Should local schools pay for teachers' pensions?

 
 
Posted2/25/2011 6:00 AM

SPRINGFIELD -- Senate President John Cullerton wants suburban school districts to pay more into teachers' retirement plans, an idea that makes cash-strapped districts nervous.

Shifting the responsibility to pay for educators' pensions to schools would save the state millions of dollars every year. But the additional costs locally could mean bigger class sizes, fewer teachers on staff and cuts to programs.

 

Elgin Area School District U-46 spokesman Tony Sanders said he doesn't know how his district would handle Cullerton's idea if it became law, especially without knowing many details. But when costs go up, something has to give.

"Essentially, you have to find reductions in other areas," he said.

Now, local teachers pay 9.4 percent of their salaries toward their pensions. Local districts pay less than 1 percent. Last fiscal year, the state paid about $2.1 billion.

School districts wouldn't be on the hook for that entire $2.1 billion, under the Chicago Democrat's plan.

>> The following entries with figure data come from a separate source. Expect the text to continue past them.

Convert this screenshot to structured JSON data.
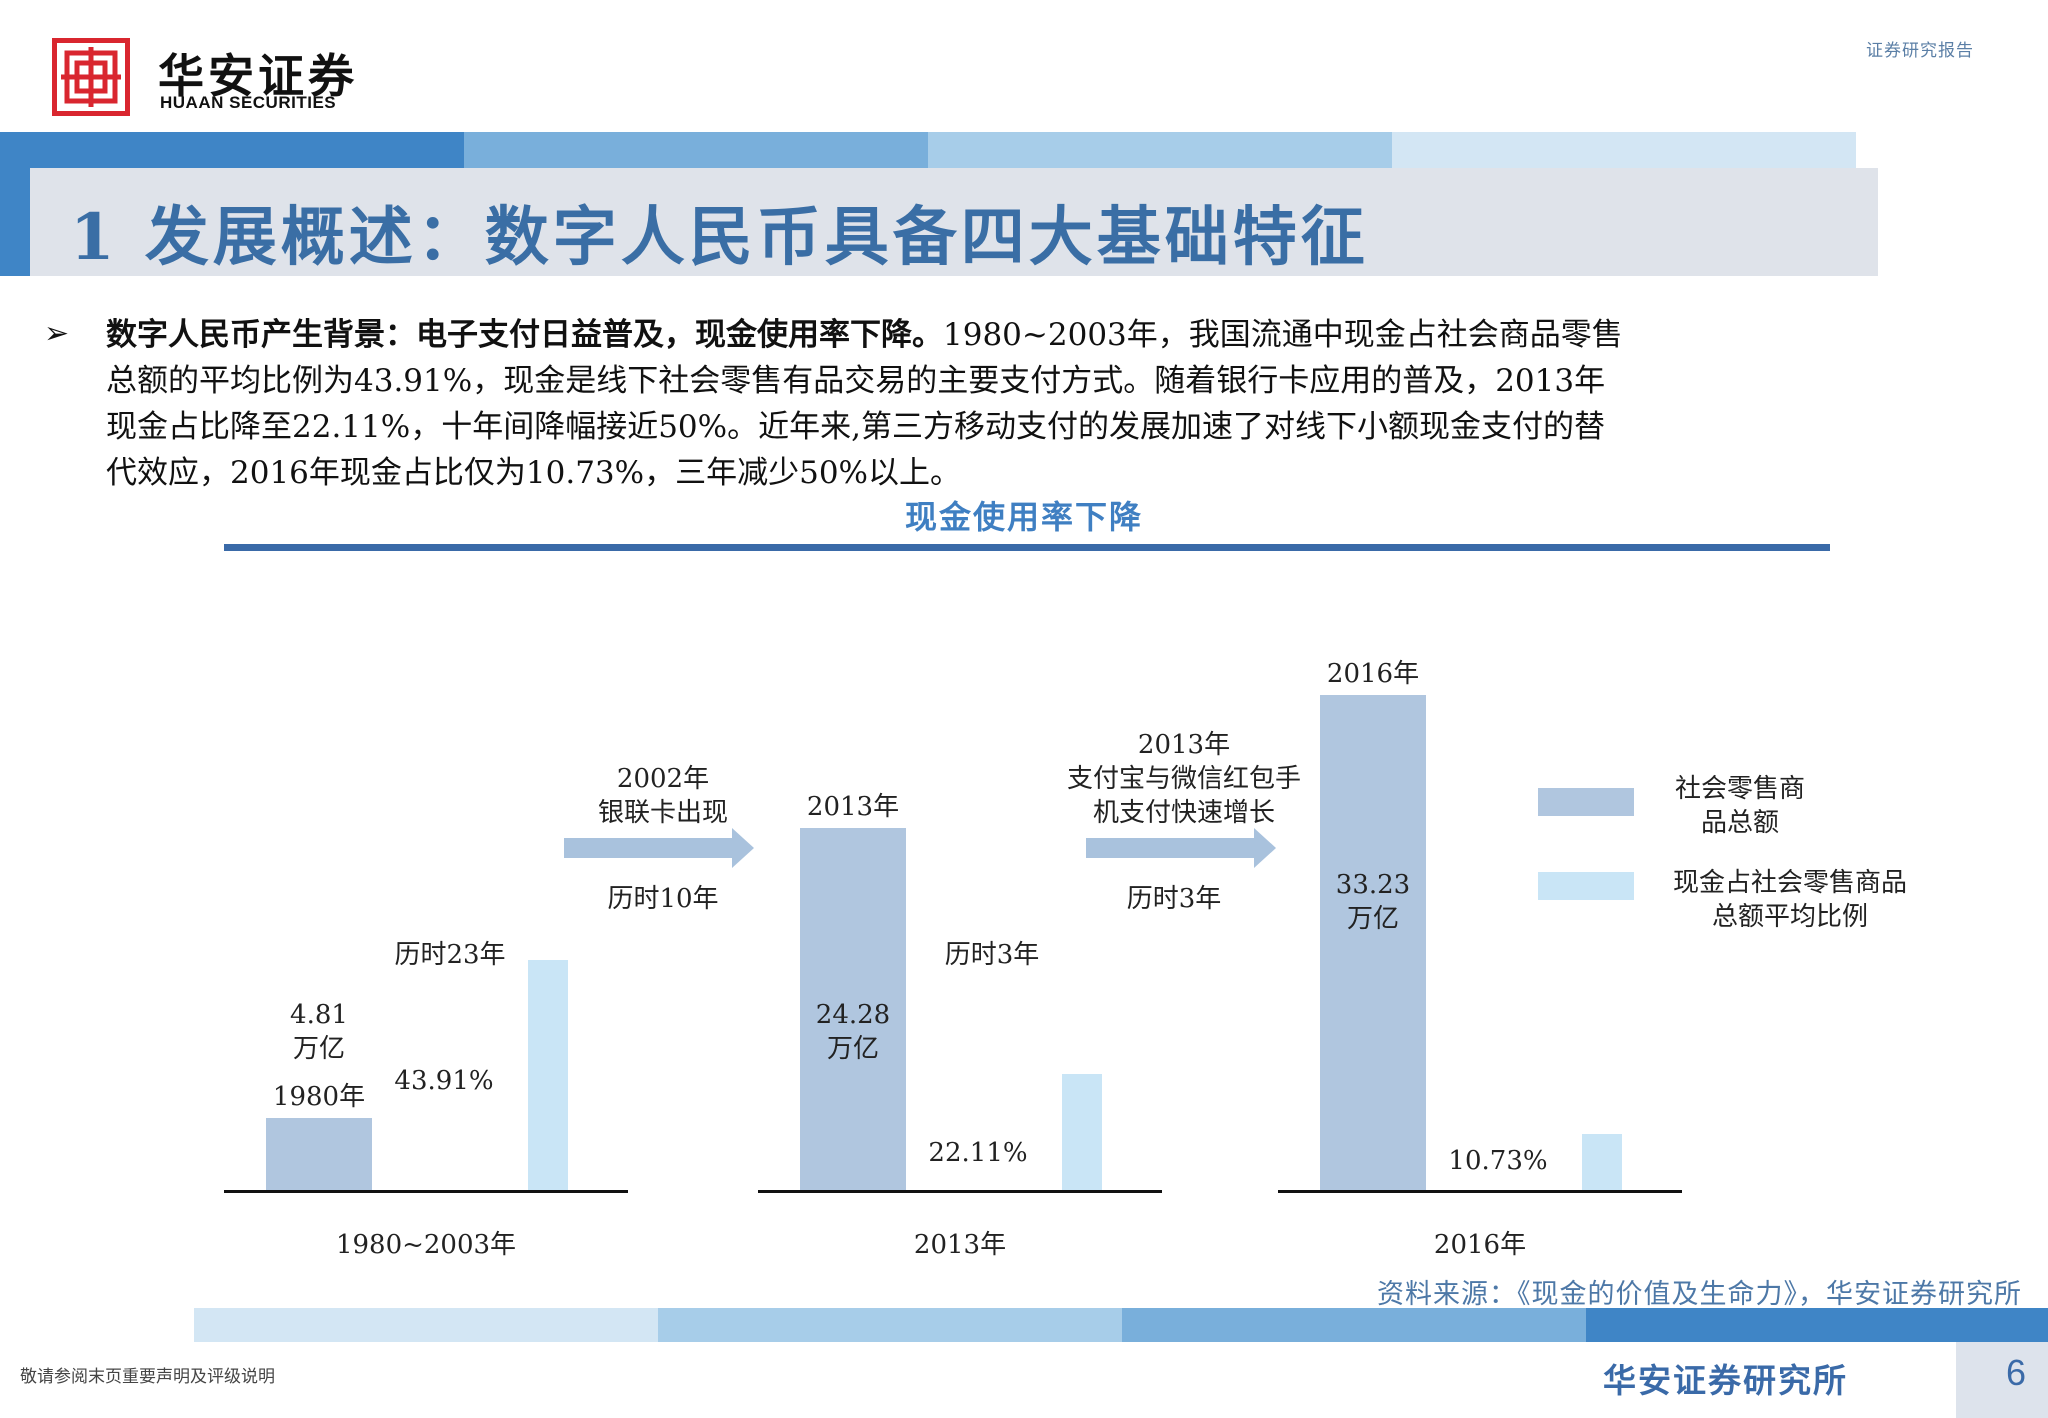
{
  "header": {
    "logo_name": "华安证券",
    "logo_en": "HUAAN SECURITIES",
    "doc_type": "证券研究报告"
  },
  "title": "1 发展概述：数字人民币具备四大基础特征",
  "body": {
    "bullet_lead": "数字人民币产生背景：电子支付日益普及，现金使用率下降。",
    "line1_rest": "1980~2003年，我国流通中现金占社会商品零售",
    "line2": "总额的平均比例为43.91%，现金是线下社会零售有品交易的主要支付方式。随着银行卡应用的普及，2013年",
    "line3": "现金占比降至22.11%，十年间降幅接近50%。近年来,第三方移动支付的发展加速了对线下小额现金支付的替",
    "line4": "代效应，2016年现金占比仅为10.73%，三年减少50%以上。"
  },
  "chart_data": {
    "type": "bar",
    "title": "现金使用率下降",
    "categories": [
      "1980~2003年",
      "2013年",
      "2016年"
    ],
    "bar_year_labels": [
      "1980年",
      "2013年",
      "2016年"
    ],
    "series": [
      {
        "name": "社会零售商品总额",
        "values": [
          4.81,
          24.28,
          33.23
        ],
        "labels": [
          "4.81\n万亿",
          "24.28\n万亿",
          "33.23\n万亿"
        ],
        "color": "#b0c6df"
      },
      {
        "name": "现金占社会零售商品总额平均比例",
        "values": [
          43.91,
          22.11,
          10.73
        ],
        "labels": [
          "43.91%",
          "22.11%",
          "10.73%"
        ],
        "color": "#c9e5f6"
      }
    ],
    "durations": [
      "历时23年",
      "历时3年"
    ],
    "transitions": [
      {
        "text": "2002年\n银联卡出现",
        "duration": "历时10年"
      },
      {
        "text": "2013年\n支付宝与微信红包手\n机支付快速增长",
        "duration": "历时3年"
      }
    ],
    "legend": [
      "社会零售商\n品总额",
      "现金占社会零售商品\n总额平均比例"
    ],
    "legend_position": "right"
  },
  "source": "资料来源：《现金的价值及生命力》，华安证券研究所",
  "footer": {
    "disclaimer": "敬请参阅末页重要声明及评级说明",
    "institute": "华安证券研究所",
    "page": "6"
  },
  "colors": {
    "brand_red": "#d9262f",
    "title_blue": "#3a6ea5",
    "bar_dark": "#b0c6df",
    "bar_light": "#c9e5f6"
  }
}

Cullerton said the state would continue to pay the pension debt that's accumulated over years of skipped payments into the retirement plans. Local districts would pick up the cost of a teacher's future pension, and the increased cost to schools could be phased in over several years.

Chicago Public Schools already pay into teachers' pensions with relatively little help from the state, but suburban schools get help from all the state's taxpayers, he said.

by signing up you agree to our terms of service
                                                                                                                                                                                                                       
 

"The suburban and downstate teachers already contribute substantially to their retirements, as do the taxpayers of Illinois," Cullerton said. "If the school boards that oversee school districts are going to effectively decide pensions by deciding salaries, then they too need to contribute substantially."

The Chicago Democrat's plan is still just an idea. And any legislation to make it law could face staunch opposition from local school boards.

"It's going to be devastating," said Ben Schwarm, associated executive director of the Lombard-based Illinois Association of School Boards.

The Illinois Federation of Teachers remain open to the idea, though, depending on the details. Spokesman Dave Comerford said new pension rules adopted last year could greatly reduce the impact on local schools because new teachers hired this year and beyond will receive less generous pensions.

"It's not something that we're going to dismiss out of hand," Comerford said.

Pension plans for state workers, teachers and others are a major issue in Illinois' budget problems. Some lawmakers have called for cuts to pension benefits that current workers would earn for their future work.

Unions and Cullerton, though, have argued that such changes would be unconstitutional.